The UK Marine Accident Investigation Branch (MAIB) has released the result of its investigations into a failure of a capacitor, part of the diesel-electric propulsion system of the cruise ship ‘Queen Mary 2’.
The MAIB feels that there are lessons that the industry should learn from this incident, which resulted in an explosion onboard,so has asked for our help in promulgating the information.
At 0425 on 23 September 2010, as the passenger liner Queen Mary 2 (QM2) was approaching Barcelona, a loud explosion was heard from the direction of the aft main switchboard (MSB) room. Within a few seconds, all four of the podded propulsion motors shut down. A few seconds later, the vessel suffered an electrical blackout. Thick black smoke was seen to be coming from the aft MSB room. Fortunately, the vessel was clear of navigational hazards and no one was injured.
By 0439, the crew had confirmed that the explosion had taken place in the aft harmonic filter (HF) which was situated in a compartment next to the aft MSB room. After establishing with thermal imaging cameras that there were no hot spots, they ventilated the area and isolated the aft HF and MSB from the rest of the 11000 volt electrical network. The crew were able to restore some electrical power supplies and, by 0523,QM2 was underway using two propulsion motors powered from the forward MSB. Subsequent inspection of the aft HF revealed that one of its capacitors had failed catastrophically due to internal over-pressure and another had developed a severe bulge.

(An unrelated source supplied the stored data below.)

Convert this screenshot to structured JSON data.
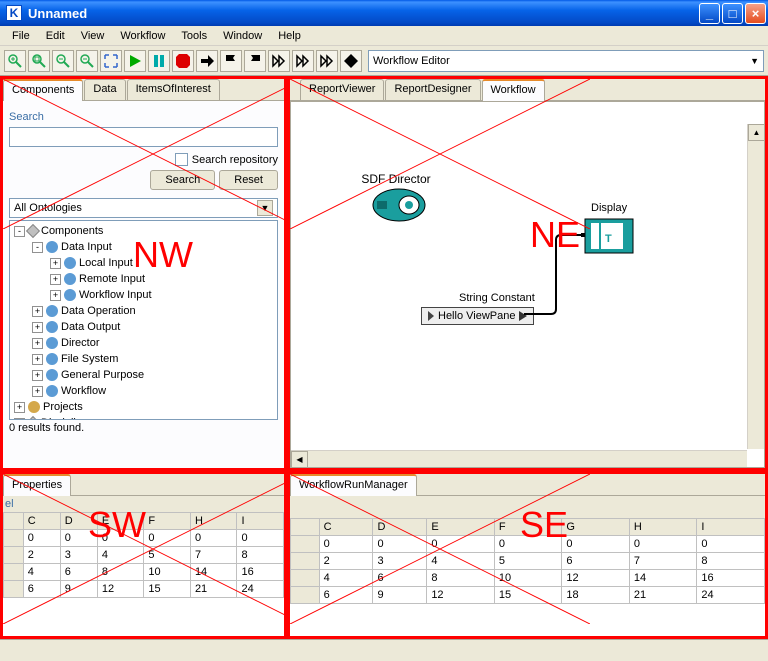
{
  "window": {
    "title": "Unnamed",
    "app_letter": "K"
  },
  "menu": [
    "File",
    "Edit",
    "View",
    "Workflow",
    "Tools",
    "Window",
    "Help"
  ],
  "toolbar_select": "Workflow Editor",
  "nw": {
    "tabs": [
      "Components",
      "Data",
      "ItemsOfInterest"
    ],
    "search_label": "Search",
    "search_value": "",
    "repo_label": "Search repository",
    "search_btn": "Search",
    "reset_btn": "Reset",
    "ontology_select": "All Ontologies",
    "results": "0 results found.",
    "tree": [
      {
        "d": 0,
        "exp": "-",
        "ico": "pkg",
        "label": "Components"
      },
      {
        "d": 1,
        "exp": "-",
        "ico": "blue",
        "label": "Data Input"
      },
      {
        "d": 2,
        "exp": "+",
        "ico": "blue",
        "label": "Local Input"
      },
      {
        "d": 2,
        "exp": "+",
        "ico": "blue",
        "label": "Remote Input"
      },
      {
        "d": 2,
        "exp": "+",
        "ico": "blue",
        "label": "Workflow Input"
      },
      {
        "d": 1,
        "exp": "+",
        "ico": "blue",
        "label": "Data Operation"
      },
      {
        "d": 1,
        "exp": "+",
        "ico": "blue",
        "label": "Data Output"
      },
      {
        "d": 1,
        "exp": "+",
        "ico": "blue",
        "label": "Director"
      },
      {
        "d": 1,
        "exp": "+",
        "ico": "blue",
        "label": "File System"
      },
      {
        "d": 1,
        "exp": "+",
        "ico": "blue",
        "label": "General Purpose"
      },
      {
        "d": 1,
        "exp": "+",
        "ico": "blue",
        "label": "Workflow"
      },
      {
        "d": 0,
        "exp": "+",
        "ico": "pin",
        "label": "Projects"
      },
      {
        "d": 0,
        "exp": "+",
        "ico": "pkg",
        "label": "Disciplines"
      }
    ]
  },
  "ne": {
    "tabs": [
      "ReportViewer",
      "ReportDesigner",
      "Workflow"
    ],
    "sdf": "SDF Director",
    "display": "Display",
    "string_constant": "String Constant",
    "hello": "Hello ViewPane"
  },
  "sw": {
    "tab": "Properties",
    "el": "el",
    "headers": [
      "C",
      "D",
      "E",
      "F",
      "H",
      "I"
    ],
    "rows": [
      [
        "0",
        "0",
        "0",
        "0",
        "0",
        "0"
      ],
      [
        "2",
        "3",
        "4",
        "5",
        "7",
        "8"
      ],
      [
        "4",
        "6",
        "8",
        "10",
        "14",
        "16"
      ],
      [
        "6",
        "9",
        "12",
        "15",
        "21",
        "24"
      ]
    ]
  },
  "se": {
    "tab": "WorkflowRunManager",
    "headers": [
      "C",
      "D",
      "E",
      "F",
      "G",
      "H",
      "I"
    ],
    "rows": [
      [
        "0",
        "0",
        "0",
        "0",
        "0",
        "0",
        "0"
      ],
      [
        "2",
        "3",
        "4",
        "5",
        "6",
        "7",
        "8"
      ],
      [
        "4",
        "6",
        "8",
        "10",
        "12",
        "14",
        "16"
      ],
      [
        "6",
        "9",
        "12",
        "15",
        "18",
        "21",
        "24"
      ]
    ]
  },
  "quads": {
    "nw": "NW",
    "ne": "NE",
    "sw": "SW",
    "se": "SE"
  }
}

The vessel had a history of HF capacitor failures, at an average rate of one per year. Although the exact cause of the capacitor failures could not be determined, it was concluded that capacitor degradation was probably caused by a combination of transient high voltage spikes due to frequent switching operations and occasional network over-voltage fluctuations. The capacitor deterioration had not been detected, and because there were no internal fuses or pressure relief devices, it had continued until the capacitor casing failed catastrophically.
Although the aft HF circuit breaker disconnected the HF from the rest of the electrical network to isolate the electrical fault, the disruption was likely to have caused electrical instability in the electrical network which led to the loss of propulsion and blackout. The vessel’s alarm logs were found to contain early warnings about the impending failure approximately 36 minutes before the accident. However, as the vessel’s alarm systems regularly logged more than one alarm every minute, this information was not seen and could not be acted upon.

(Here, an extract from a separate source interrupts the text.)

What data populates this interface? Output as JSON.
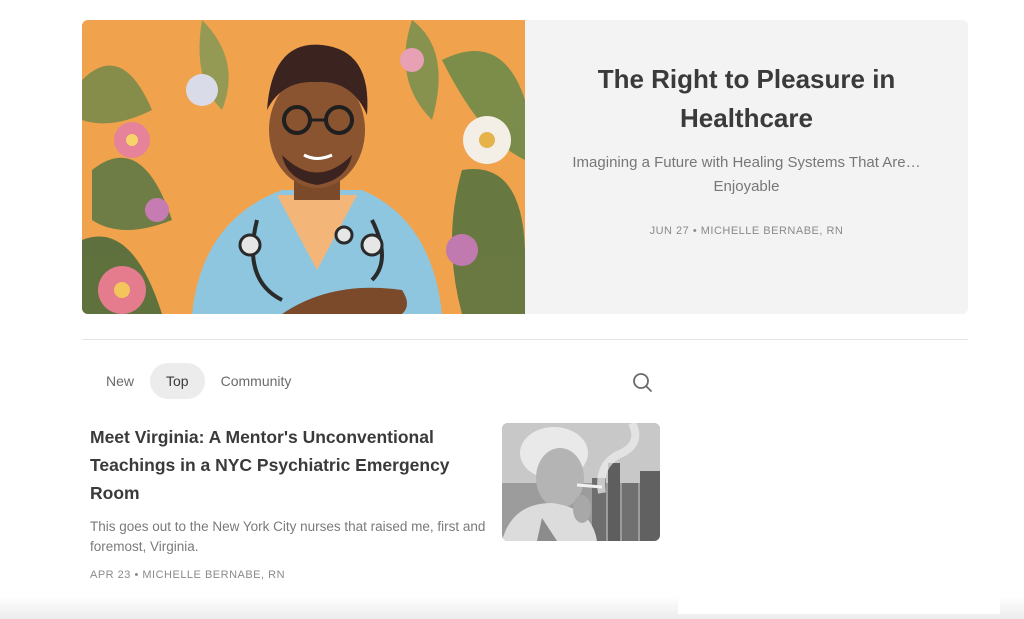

The only protection against catastrophic failure of the capacitors was a current imbalance detection system. It consisted of a current transformer which was connected to the capacitor circuit. Under normal conditions, little or no current should have flowed through the transformer. When a capacitor degraded, the current flow across the circuit became unbalanced and induced a current in the transformer’s secondary winding. The system was set to give an alarm when the imbalance reached 400mA and to trip at 800mA.After the accident, the transformer’s windings were found to have failed. There had not been any alarms on this part of the system for several years and it was likely that the imbalance detection system had not worked for some time.
This caused the alarm display to read 0mA giving a false indication that the capacitors were in good condition. Although detection of an unbalanced current was the only protection system for the harmonic filters, it had no backup and did not fail safe. Routine tests of the system were by the secondary current injection method, and by-passed the transformer.